- Born: New York, New York
- Education: NYU
- Occupations: Media executive and entrepreneur
- Years active: 1995 – Present
- Employer: REDEF (CEO)
- Board member of: Pandora Chair, Digital Advisory Group, Sundance Institute
- Website: redef.com

= Jason Hirschhorn =

Jason Hirschhorn is an American media executive and entrepreneur. He has served as Chief Digital Officer of MTV networks, President of Sling Media, and co-president of MySpace. He is currently the CEO of REDEF, a digital content curation company, and its chief curator.

== Early life and education ==
Jason Hirschhorn was raised by a single parent, his mother, who he credits with his love for music, television, and reading. She clipped articles from newspapers for him to read as a child.

When he was 15 and still in high school, he earned money as a nightclub promoter in New York City. Hirschhorn attended NYU Stern School of Business. During this time he worked remotely as an intern for Warner Bros. Records, designing their first website. He graduated in 1995 with a B.S. in International Business and Marketing.

== Career ==
In 1996 he created a network of music websites, which he ran from his apartment: RockOnTV, Music Newswire, and ShowBizWire, which he called Mischief New Media. After the sites had gained popularity online, Hirschhorn was approached by Sony, Warner Music, and BMG. After consulting with an attorney, he sold the company to Viacom, which owned MTV, in 2000 when he was 28 years old. While working for MTV, Hirschhorn helped launch MTV Overdrive. By 2005, he was leading all of MTV Network's digital properties.

While at MTV, Hirschhorn began sending a list of articles to MTV and Viacom executives in order to share insights on the growing digital industry. The emails became a regular occurrence, and he eventually began inviting people from outside the company to join his email list. Readers ended up forwarding the emails on to others that included Rupert Murdoch and Barry Diller, who later subscribed themselves. The newsletter of articles became formalized with the name "MediaREDEF." Topics included technology, trends, media, and pop culture.

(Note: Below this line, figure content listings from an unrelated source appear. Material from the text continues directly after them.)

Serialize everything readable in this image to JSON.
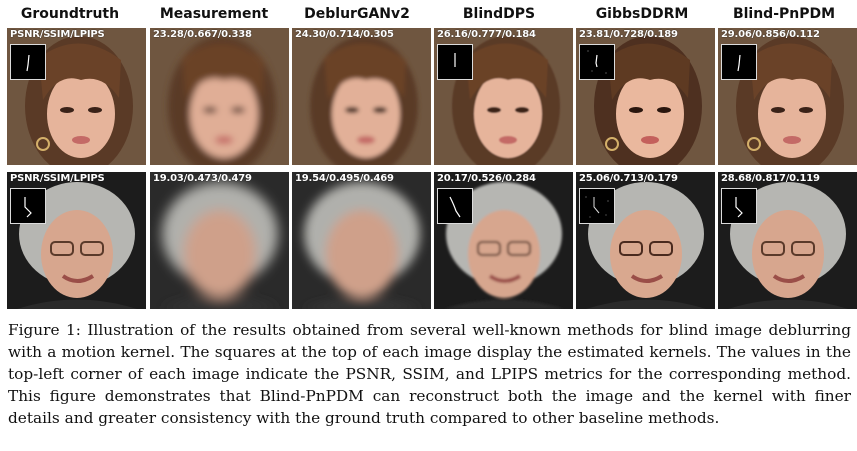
{
  "columns": [
    "Groundtruth",
    "Measurement",
    "DeblurGANv2",
    "BlindDPS",
    "GibbsDDRM",
    "Blind-PnPDM"
  ],
  "rows": [
    {
      "subject": "woman-brown-hair",
      "metrics": [
        "PSNR/SSIM/LPIPS",
        "23.28/0.667/0.338",
        "24.30/0.714/0.305",
        "26.16/0.777/0.184",
        "23.81/0.728/0.189",
        "29.06/0.856/0.112"
      ]
    },
    {
      "subject": "elderly-woman-glasses",
      "metrics": [
        "PSNR/SSIM/LPIPS",
        "19.03/0.473/0.479",
        "19.54/0.495/0.469",
        "20.17/0.526/0.284",
        "25.06/0.713/0.179",
        "28.68/0.817/0.119"
      ]
    }
  ],
  "caption": "Figure 1: Illustration of the results obtained from several well-known methods for blind image deblurring with a motion kernel. The squares at the top of each image display the estimated kernels. The values in the top-left corner of each image indicate the PSNR, SSIM, and LPIPS metrics for the corresponding method. This figure demonstrates that Blind-PnPDM can reconstruct both the image and the kernel with finer details and greater consistency with the ground truth compared to other baseline methods.",
  "colors": {
    "text": "#111111",
    "metric_text": "#ffffff",
    "kernel_bg": "#000000"
  }
}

Also in 2005, Hirschhorn attended the Consumer Electronics Show (CES). There he met Blake Krikorian, an entrepreneur who was showing a new device called Slingbox. The device allowed users to stream cable television to other devices by connecting to their home cable box. He ended up leaving MTV for Sling Media as President of Sling Entertainment in 2006. To promote the product, Hirschhorn sent the box to 800 people in the television industry along with Geek Squad contact information for installation. Former naysayers of the product expressed positive opinions after using the device to watch shows on their laptops while traveling. In 2007, Sling Media was sold to Echostar, the satellite television company, for $380 million. Following the sale, Hirschhorn took time away from working in order to travel.

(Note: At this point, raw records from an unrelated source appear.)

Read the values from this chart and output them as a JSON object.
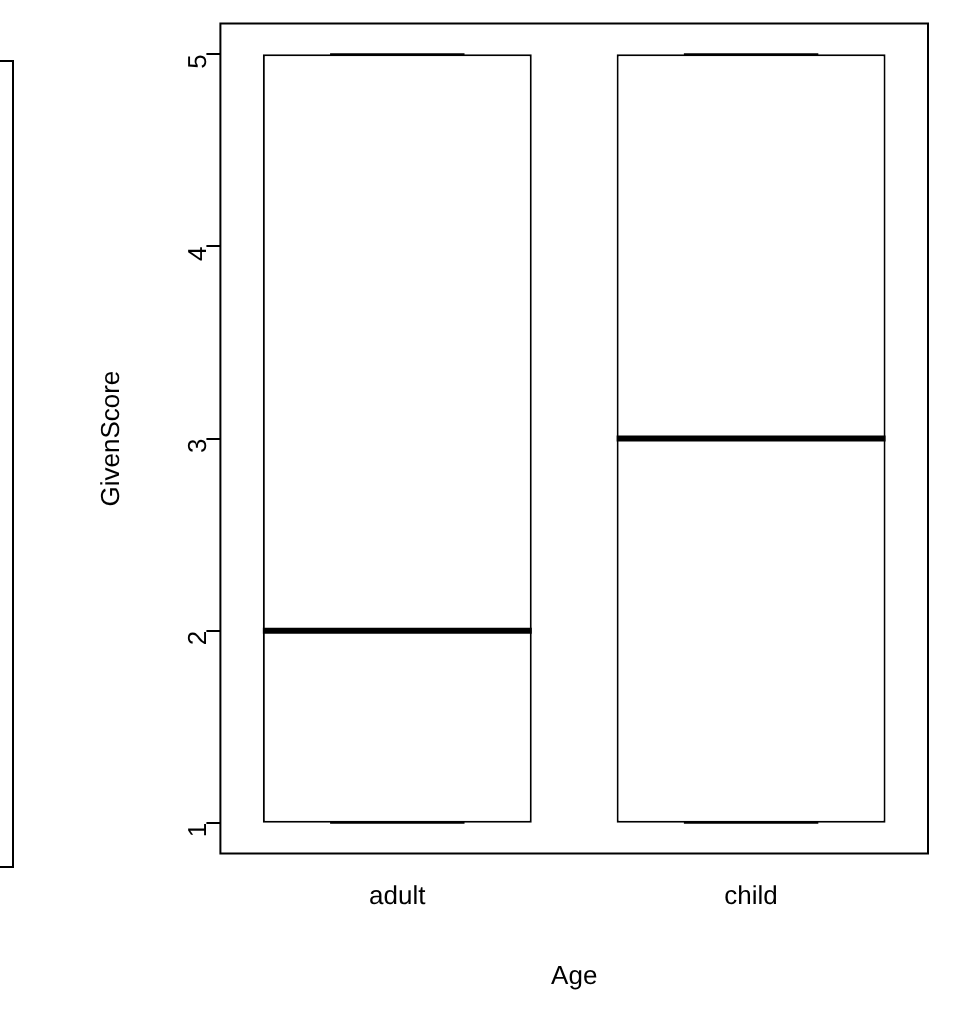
{
  "chart_data": {
    "type": "box",
    "xlabel": "Age",
    "ylabel": "GivenScore",
    "categories": [
      "adult",
      "child"
    ],
    "boxes": [
      {
        "low": 1,
        "q1": 1,
        "median": 2,
        "q3": 5,
        "high": 5
      },
      {
        "low": 1,
        "q1": 1,
        "median": 3,
        "q3": 5,
        "high": 5
      }
    ],
    "ylim": [
      0.84,
      5.16
    ],
    "yticks": [
      1,
      2,
      3,
      4,
      5
    ]
  }
}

In 2009, Hirschhorn was offered a position at MySpace as co-president and Chief Product Officer by Ruper Murdoch and his team. He left after one year due to MySpace's drop in popularity. Following his exit, he took another three years off to travel.

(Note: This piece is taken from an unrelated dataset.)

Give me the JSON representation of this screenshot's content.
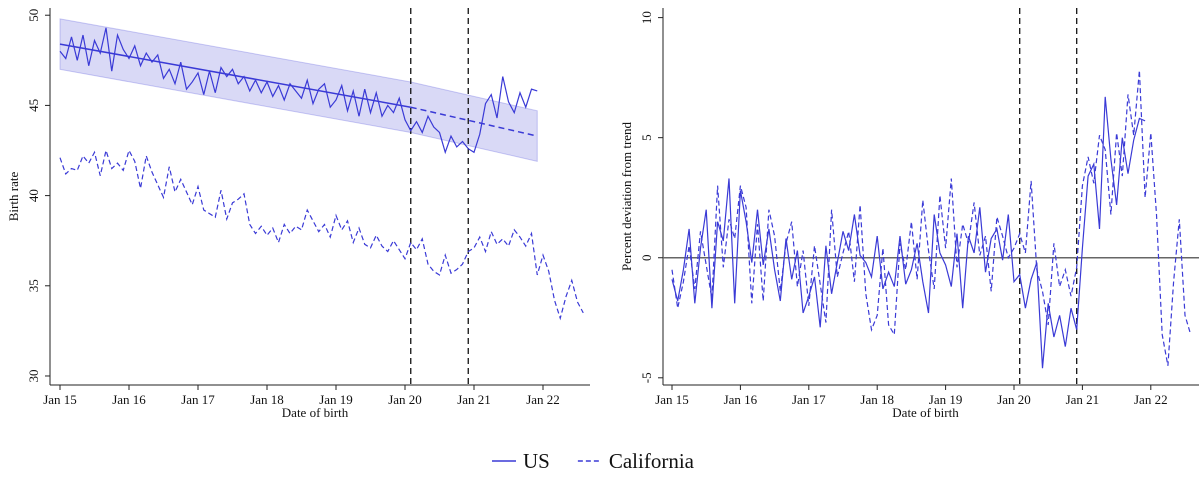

In 2013, Hirschhorn's mother was diagnosed with cancer. He marked this as a turning point in his career. He reflected on his mother's practice of clipping news articles for him and decided to make it his career before she died. In 2014, he raised funding to launch Media REDEF into its own business, called REDEF, and created a website, a mobile app, and multiple channels named for their types of content, such as MediaREDEF and FashionREDEF.

Hirschhorn joined the board at Pandora in 2017 following the exit of former CEO Tim Westergren.

== Personal life ==
In 2015, Hirschhorn announced he would be taking time away from REDEF due to surgery related to heart disease. The website continued to operate in his absence. He later revealed that the surgery was a quadruple bypass, after which he suffered complications his doctors weren't able to fix. According to Vox, readers directed Hirschhorn to the doctor who he credited with saving his life.